By Reach for the Wall Staff Writers.
Given that a majority of registered USA Swimming athletes are female and swimming offers a unique experience where male and female athletes grow up training together and where females frequently beat males throughout their lives (e.g., Katie Ledecky), one would think that the ratio of male to female coaches in swimming would be more equal than in other sports.

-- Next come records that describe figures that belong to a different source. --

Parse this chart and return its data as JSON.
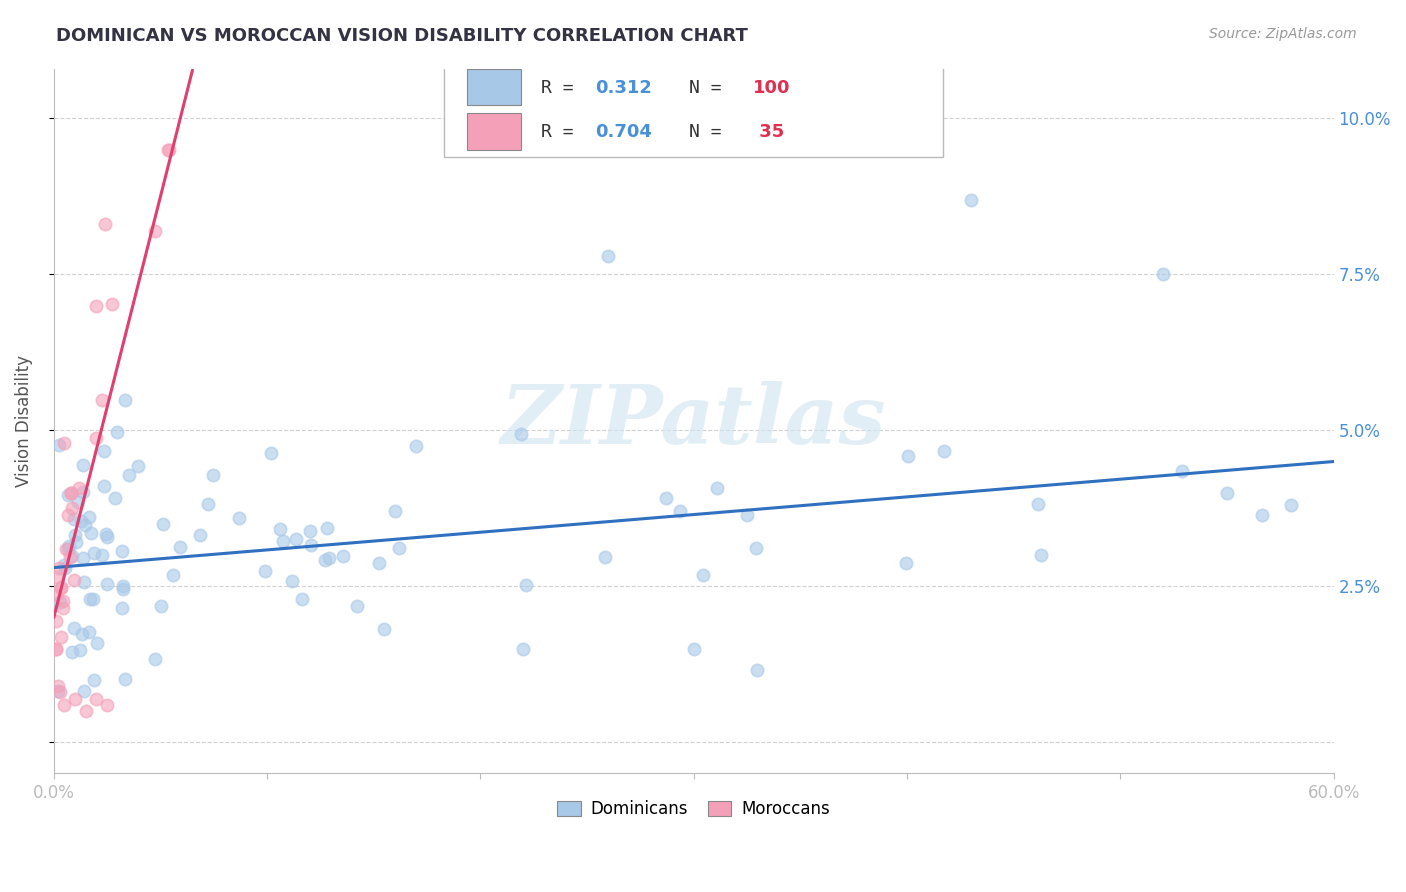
{
  "title": "DOMINICAN VS MOROCCAN VISION DISABILITY CORRELATION CHART",
  "source": "Source: ZipAtlas.com",
  "ylabel": "Vision Disability",
  "dominican_color": "#a8c8e8",
  "moroccan_color": "#f4a0b8",
  "dominican_line_color": "#3070c0",
  "moroccan_line_color": "#e04070",
  "moroccan_line_dash_color": "#e8a0b8",
  "xlim": [
    0.0,
    0.6
  ],
  "ylim": [
    -0.005,
    0.108
  ],
  "ytick_vals": [
    0.0,
    0.025,
    0.05,
    0.075,
    0.1
  ],
  "ytick_labels": [
    "",
    "2.5%",
    "5.0%",
    "7.5%",
    "10.0%"
  ],
  "watermark": "ZIPatlas",
  "bg_color": "#ffffff",
  "grid_color": "#cccccc",
  "legend_r1": "0.312",
  "legend_n1": "100",
  "legend_r2": "0.704",
  "legend_n2": "35"
}
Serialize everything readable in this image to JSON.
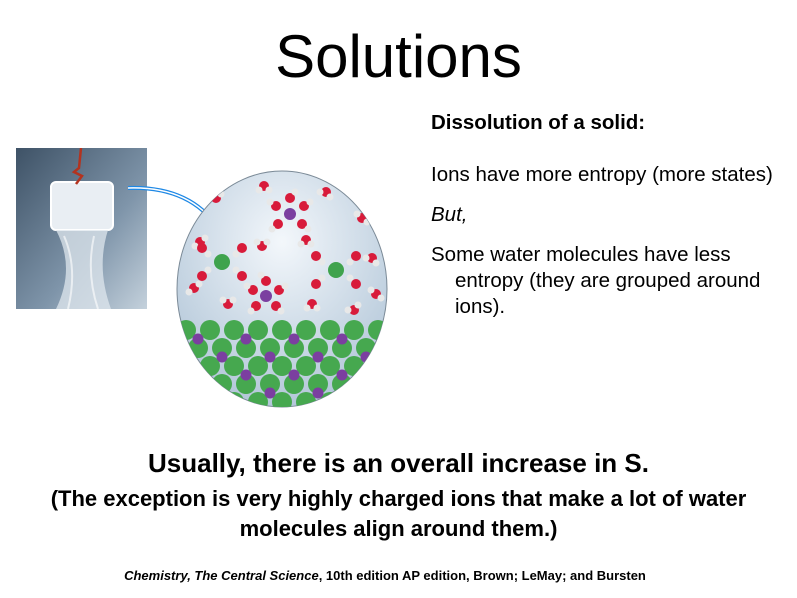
{
  "title": "Solutions",
  "panel": {
    "heading": "Dissolution of a solid:",
    "point1": "Ions have more entropy (more states)",
    "but": "But,",
    "point2": "Some water molecules have less entropy (they are grouped around ions)."
  },
  "headline": "Usually, there is an overall increase in S.",
  "exception": "(The exception is very highly charged ions that make a lot of water molecules align around them.)",
  "citation": {
    "book": "Chemistry, The Central Science",
    "rest": ", 10th edition AP edition, Brown; LeMay; and Bursten"
  },
  "colors": {
    "water_o": "#d81b3a",
    "chloride": "#3fa34d",
    "sodium": "#7b3fa0",
    "arrow": "#1e88e5"
  }
}
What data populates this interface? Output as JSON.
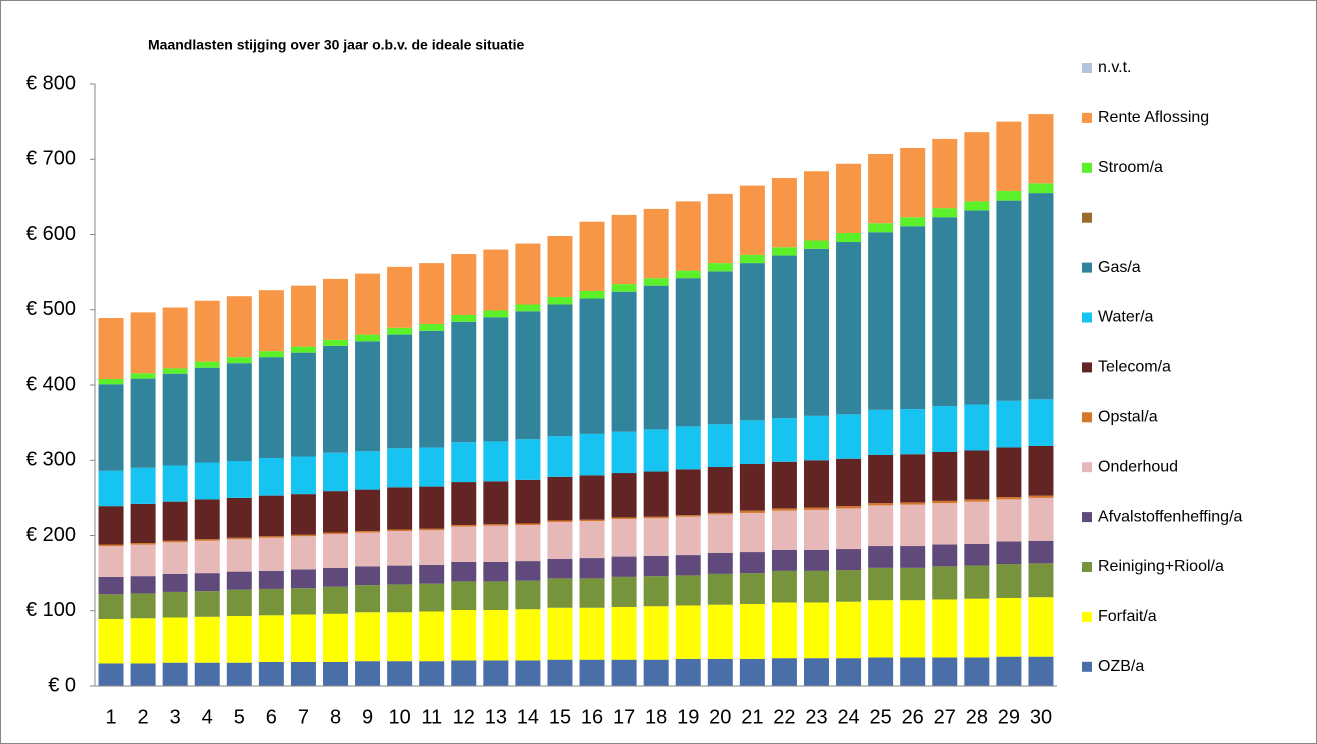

So, it is surprising that a 2015-2016 report released from the Alliance of Women Coaches and Tucker Center for Research on Girls and Women in Sport gave swimming an ‘F’ because only 15.6% of the head coaches of women’s swim teams at NCAA Division I FBS schools are female. While the report only looked at schools with football teams (which does not cover all colleges that offer swimming) and did not take into account female coaches in Division II, III, NAIA or at the club level, it does offer a snapshot of the number of women in leading coaching positions. In contrast, the report indicates that 92.6% of head coaches of women’s lacrosse teams at NCAA Division I FBS schools are female, 64% in basketball, 58.8% in gymnastics, and 41.9% in tennis.
To help remedy this situation, USA Swimming has launched several initiatives to promote more women in coaching, including posting a series of articles highlighting notable female coaches around the country. The latest article in this ‘Women in Coaching’ series features Dory Halbe, the head coach for the Bronze 1 and 2 groups at NCAP’s Georgetown Prep site and for Tallyho, the newest member of Division A in the MCSL summer league. Check out the article. And congratulations Dory!
USA Swimming also hosts periodic Women’s Leadership Summits (the latest being earlier this month in Black Forest, Colorado) to provide female coaches with a forum to network and improve their skills. (See photo above of PVS coaches who attended this latest summit: (L-R) Tammy McGraw, Amy Dulleman, Shannon McConagha, Jessica Mack, Cherie Adair, Heather Holmes, Dory Halbe). The next summit will take place in September in Ft. Lauderdale, Florida.
USA Swimming also has produced a new webinar series that features women coaches as they share their experiences in the swimming world. Topics range from overcoming problems encountered, recurring trends on deck and any experiences that can help to improve the future of women coaching.